MANILA – Advocates renewed calls to end killings of indigenous peoples (IPs) and curtail mining in ancestral lands, as United Nations (UN) experts warned that their conditions, specifically with regards to education, have not significantly improved nearly ten years since it declared a need to recognize natives' rights.
They spoke in time for the celebration of the International Day of the World’s Indigenous Peoples on August 9.
While the Philippines has a law recognizing the right of IPs to manage their resources, this is being violated by mining projects and the government's counterinsurgency campaigns, said Lumad leader Timuay Alim Bandara.
"We are victims of war, and victims of peace," Bandara said in a statement released by IPs policy research and education group Tebtebba.
In Baguio City, the Cordillera People's Alliance marched on Tuesday morning to call on the Duterte administration to focus on positive change for Philippine IPs.
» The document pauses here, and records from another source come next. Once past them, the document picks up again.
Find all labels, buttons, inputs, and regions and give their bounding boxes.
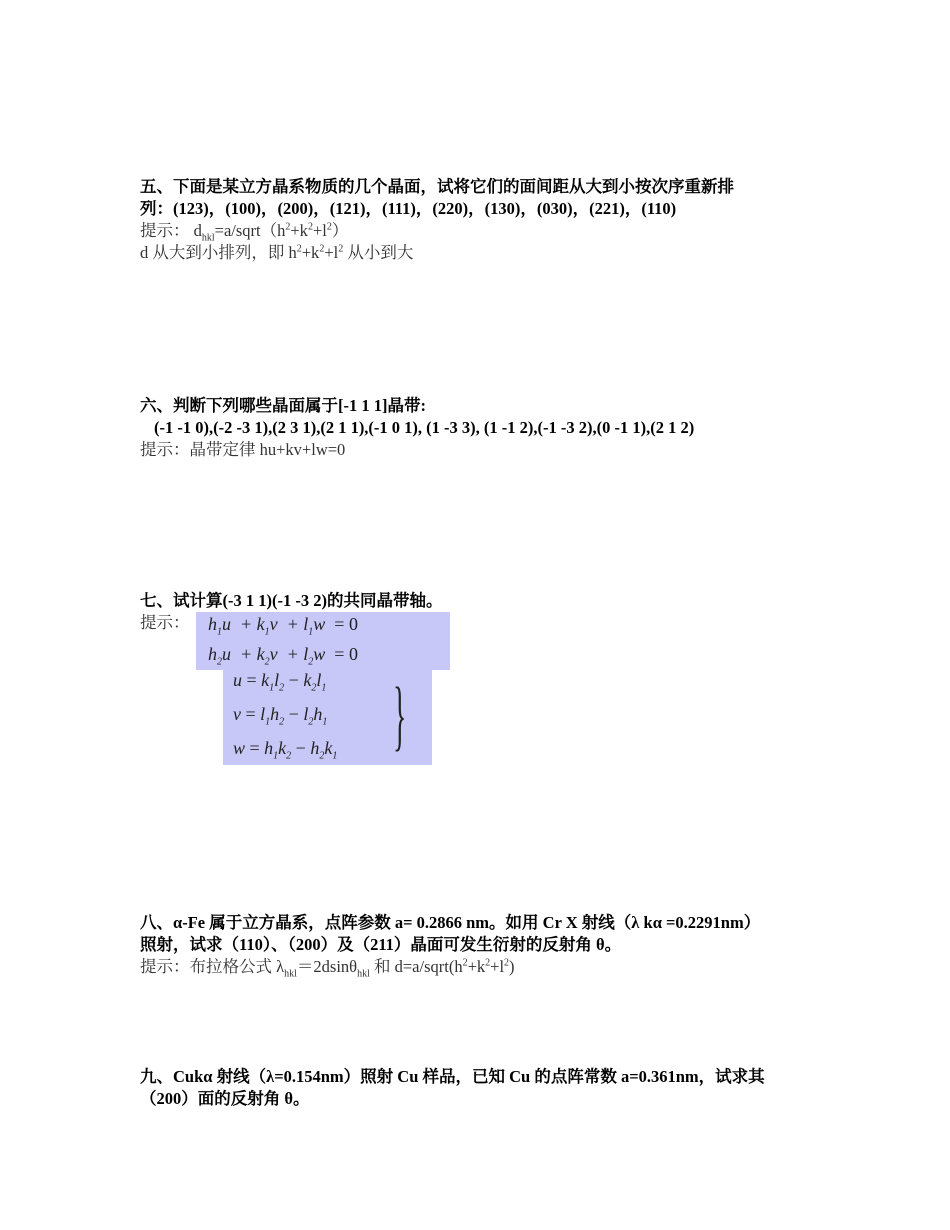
- q6-title: 六、判断下列哪些晶面属于[-1 1 1]晶带:: [140, 396, 426, 415]
- q6-plane-list: (-1 -1 0),(-2 -3 1),(2 3 1),(2 1 1),(-1 0 1), (1 -3 3), (1 -1 2),(-1 -3 2),(0 -1 1),(2 1 2): [154, 418, 695, 437]
- question-8: [140, 912, 820, 978]
- q7-hint-label: 提示：: [140, 613, 190, 632]
- q5-hint-order: d 从大到小排列，即 $h^2+k^2+l^2$ 从小到大: [140, 243, 414, 262]
- q9-line1: 九、Cukα 射线（λ=0.154nm）照射 Cu 样品，已知 Cu 的点阵常数 a=0.361nm，试求其: [140, 1067, 765, 1086]
- q5-hint: 提示： $d_{hkl}=a/sqrt(h^2+k^2+l^2)$: [140, 221, 349, 244]
- q8-line2: 照射，试求（110）、（200）及（211）晶面可发生衍射的反射角 θ。: [140, 935, 622, 954]
- q9-line2: （200）面的反射角 θ。: [140, 1089, 310, 1108]
- question-9: [140, 1066, 820, 1110]
- right-brace-icon: }: [392, 671, 406, 758]
- question-5: [140, 176, 820, 264]
- question-6: [140, 395, 820, 461]
- q6-hint: 提示：晶带定律 hu+kv+lw=0: [140, 440, 346, 459]
- q8-hint: 提示：布拉格公式 $\lambda_{hkl}=2dsin\theta_{hkl}$ 和 $d=a/sqrt(h^2+k^2+l^2)$: [140, 957, 515, 980]
- q7-title: 七、试计算(-3 1 1)(-1 -3 2)的共同晶带轴。: [140, 591, 443, 610]
- zone-axis-solution-image: $u = k_1l_2 - k_2l_1$ $v = l_1h_2 - l_2h_1$ $w = h_1k_2 - h_2k_1$ }: [223, 670, 432, 765]
- q5-line1: 五、下面是某立方晶系物质的几个晶面，试将它们的面间距从大到小按次序重新排: [140, 177, 734, 196]
- q8-line1: 八、α-Fe 属于立方晶系，点阵参数 a= 0.2866 nm。如用 Cr X 射线（λ kα =0.2291nm）: [140, 913, 761, 932]
- q5-line2: 列：(123)，(100)，(200)，(121)，(111)，(220)，(130)，(030)，(221)，(110): [140, 199, 677, 218]
- zone-equations-image: $h_1u + k_1v + l_1w = 0$ $h_2u + k_2v + l_2w = 0$: [196, 612, 450, 670]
The group demanded the president make peace with the National Democratic Front of the Philippines to end violence near their communities, provide social services to IPs, and uphold their rights to their ancestral lands.
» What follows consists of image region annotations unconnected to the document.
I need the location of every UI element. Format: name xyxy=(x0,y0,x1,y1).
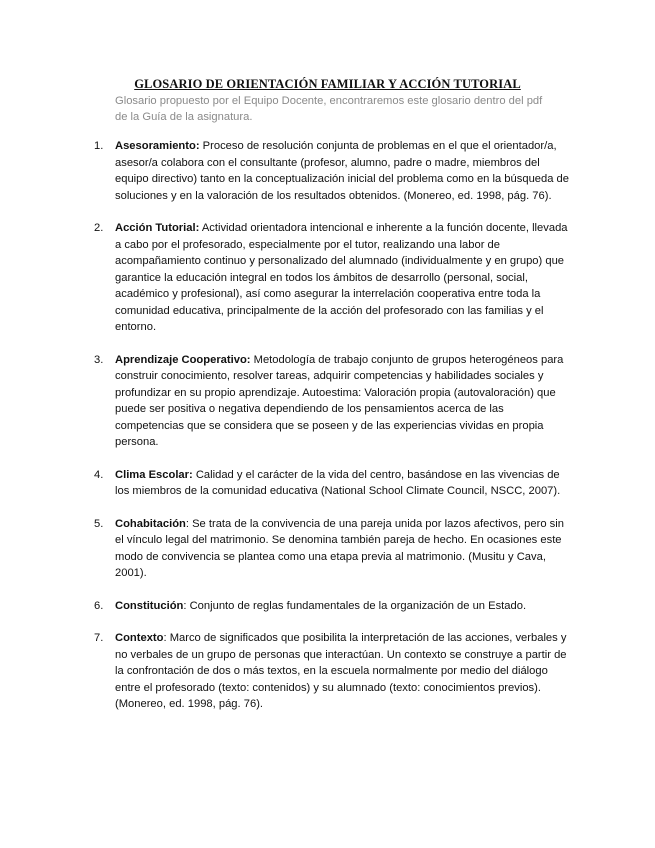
item-number: 6. xyxy=(94,599,104,612)
item-term: Contexto xyxy=(115,632,164,644)
item-definition: Metodología de trabajo conjunto de grupos heterogéneos para construir conocimiento, resolver tareas, adquirir competencias y habilidades sociales y profundizar en su propio aprendizaje. Autoestima: Valoración propia (autovaloración) que puede ser positiva o negativa dependiendo de los pensamientos acerca de las competencias que se considera que se poseen y de las experiencias vividas en propia persona. xyxy=(115,353,564,448)
glossary-list xyxy=(94,138,570,729)
item-term: Asesoramiento: xyxy=(115,140,200,152)
item-term: Acción Tutorial: xyxy=(115,222,200,234)
item-definition: : Conjunto de reglas fundamentales de la organización de un Estado. xyxy=(183,599,527,612)
item-number: 3. xyxy=(94,353,104,366)
item-term: Aprendizaje Cooperativo: xyxy=(115,353,251,366)
item-definition: : Marco de significados que posibilita la interpretación de las acciones, verbales y no verbales de un grupo de personas que interactúan. Un contexto se construye a partir de la confrontación de dos o más textos, en la escuela normalmente por medio del diálogo entre el profesorado (texto: contenidos) y su alumnado (texto: conocimientos previos). (Monereo, ed. 1998, pág. 76). xyxy=(115,632,567,710)
item-definition: Actividad orientadora intencional e inherente a la función docente, llevada a cabo por el profesorado, especialmente por el tutor, realizando una labor de acompañamiento continuo y personalizado del alumnado (individualmente y en grupo) que garantice la educación integral en todos los ámbitos de desarrollo (personal, social, académico y profesional), así como asegurar la interrelación cooperativa entre toda la comunidad educativa, principalmente de la acción del profesorado con las familias y el entorno. xyxy=(115,222,568,333)
page-subtitle: Glosario propuesto por el Equipo Docente, encontraremos este glosario dentro del pdf de la Guía de la asignatura. xyxy=(115,95,543,123)
item-number: 5. xyxy=(94,517,104,530)
item-term: Cohabitación xyxy=(115,517,186,530)
glossary-item xyxy=(94,220,570,336)
item-term: Clima Escolar: xyxy=(115,468,193,481)
item-number: 2. xyxy=(94,222,104,234)
glossary-item xyxy=(94,630,570,713)
page-title: GLOSARIO DE ORIENTACIÓN FAMILIAR Y ACCIÓN TUTORIAL xyxy=(134,77,521,91)
glossary-item xyxy=(94,598,570,615)
item-number: 1. xyxy=(94,140,104,152)
item-definition: : Se trata de la convivencia de una pareja unida por lazos afectivos, pero sin el vínculo legal del matrimonio. Se denomina también pareja de hecho. En ocasiones este modo de convivencia se plantea como una etapa previa al matrimonio. (Musitu y Cava, 2001). xyxy=(115,517,564,579)
item-number: 7. xyxy=(94,632,104,644)
item-number: 4. xyxy=(94,468,104,481)
item-term: Constitución xyxy=(115,599,184,612)
item-definition: Proceso de resolución conjunta de problemas en el que el orientador/a, asesor/a colabora con el consultante (profesor, alumno, padre o madre, miembros del equipo directivo) tanto en la conceptualización inicial del problema como en la búsqueda de soluciones y en la valoración de los resultados obtenidos. (Monereo, ed. 1998, pág. 76). xyxy=(115,140,570,202)
glossary-item xyxy=(94,138,570,204)
item-definition: Calidad y el carácter de la vida del centro, basándose en las vivencias de los miembros de la comunidad educativa (National School Climate Council, NSCC, 2007). xyxy=(115,468,561,497)
glossary-item xyxy=(94,516,570,582)
glossary-item xyxy=(94,352,570,451)
glossary-item xyxy=(94,467,570,500)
In a message released by the UN, Albert Barume of the UN Expert Mechanism on the Rights of Indigenous Peoples (EMRIP) emphasized the need for indigenous children to be educated, as this is the key to addressing human rights violations, alleviating poverty, and creating opportunities for advancement.
UN Special Rapporteur Victoria Tauli-Corpuz, a human rights activist and member of the Cordillera-based Kankana-ey, added that governments must work with indigenous peoples to address the "damaging history of colonization, marginalization, and discrimination experienced by indigenous peoples."
Their cultural knowledge should be preserved, she said, as the loss of indigenous knowledge with regards to ecosystem management and sustainable use of resources can help preserve the environment.
Meanwhile, Senator Loren Legarda expressed support in a statement for the protection of IPs, to "strengthen their part in nation building."
Legarda previously filed a bill aiming to protect the traditional cultural heritage of IPs, including their art.
Environmental group Kalikasan People's Network also said in a statement that they support the refiling of the People's Mining Bill, which will give indigenous communities a part of the income of companies conducting mining operations in ancestral territories.